Using Process-Level Redundancy to Exploit Multiple Cores for Transient Fault Tolerance

Citation:

A. Shye, et al., “Using Process-Level Redundancy to Exploit Multiple Cores for Transient Fault Tolerance,” in 37th Annual IEEE/IFIP International Conference on Dependable Systems and Networks (DSN), 2007.
Paper200 KB
Presentation6.34 MB

Abstract:

Transient faults are emerging as a critical concern in the reliability of general-purpose microprocessors. As architectural trends point towards multi-threaded multi-core designs, there is substantial interest in adapting such parallel hardware resources for transient fault tolerance. This paper proposes a software-based multi-core alternative for transient fault tolerance using process-level redundancy (PLR). PLR creates a set of redundant processes per application process and systematically compares the processes to guarantee correct execution.

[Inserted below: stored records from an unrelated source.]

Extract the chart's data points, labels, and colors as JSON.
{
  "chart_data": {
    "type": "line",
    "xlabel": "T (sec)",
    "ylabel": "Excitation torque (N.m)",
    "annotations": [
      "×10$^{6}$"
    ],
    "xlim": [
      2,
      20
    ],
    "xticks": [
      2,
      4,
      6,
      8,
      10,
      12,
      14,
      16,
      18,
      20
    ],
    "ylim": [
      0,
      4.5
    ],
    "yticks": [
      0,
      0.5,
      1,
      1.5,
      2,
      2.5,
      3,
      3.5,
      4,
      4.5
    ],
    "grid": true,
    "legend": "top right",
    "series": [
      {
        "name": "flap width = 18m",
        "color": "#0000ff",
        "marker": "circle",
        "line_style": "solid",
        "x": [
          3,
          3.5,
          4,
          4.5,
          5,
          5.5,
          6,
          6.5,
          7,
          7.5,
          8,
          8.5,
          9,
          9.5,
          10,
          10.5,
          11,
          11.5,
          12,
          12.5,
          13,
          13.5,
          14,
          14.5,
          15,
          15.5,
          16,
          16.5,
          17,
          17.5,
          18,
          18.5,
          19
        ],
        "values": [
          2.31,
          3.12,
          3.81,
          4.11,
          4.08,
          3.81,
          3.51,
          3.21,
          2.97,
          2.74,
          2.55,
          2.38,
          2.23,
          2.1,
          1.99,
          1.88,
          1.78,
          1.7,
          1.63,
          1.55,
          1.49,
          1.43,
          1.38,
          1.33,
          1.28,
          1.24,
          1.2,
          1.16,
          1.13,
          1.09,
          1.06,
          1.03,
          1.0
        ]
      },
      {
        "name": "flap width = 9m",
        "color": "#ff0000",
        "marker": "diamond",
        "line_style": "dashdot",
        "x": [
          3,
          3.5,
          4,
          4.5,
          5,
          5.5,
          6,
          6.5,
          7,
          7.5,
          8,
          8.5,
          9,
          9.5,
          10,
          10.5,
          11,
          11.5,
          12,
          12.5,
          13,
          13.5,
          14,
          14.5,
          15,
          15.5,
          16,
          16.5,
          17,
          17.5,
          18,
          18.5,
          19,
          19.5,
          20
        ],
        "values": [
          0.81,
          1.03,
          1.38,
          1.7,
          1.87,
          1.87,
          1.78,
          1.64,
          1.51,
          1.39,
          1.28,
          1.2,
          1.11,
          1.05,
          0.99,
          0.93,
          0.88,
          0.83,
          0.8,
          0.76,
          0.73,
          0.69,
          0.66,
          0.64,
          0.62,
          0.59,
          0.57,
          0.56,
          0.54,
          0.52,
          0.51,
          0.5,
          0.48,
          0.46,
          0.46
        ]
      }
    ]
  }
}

Redundancy at the process level allows the operating system to freely schedule the processes across all available hardware resources. PLR’s softwarecentric approach to transient fault tolerance shifts the focus from ensuring correct hardware execution to ensuring correct software execution. As a result, PLR ignores many benign faults that do not propagate to affect program correctness. A real PLR prototype for running single-threaded applications is presented and evaluated for fault coverage and performance. On a 4-way SMP machine, PLR provides improved performance over existing software transient fault tolerance techniques with 16.9% overhead for fault detection on a set of optimized SPEC2000 binaries.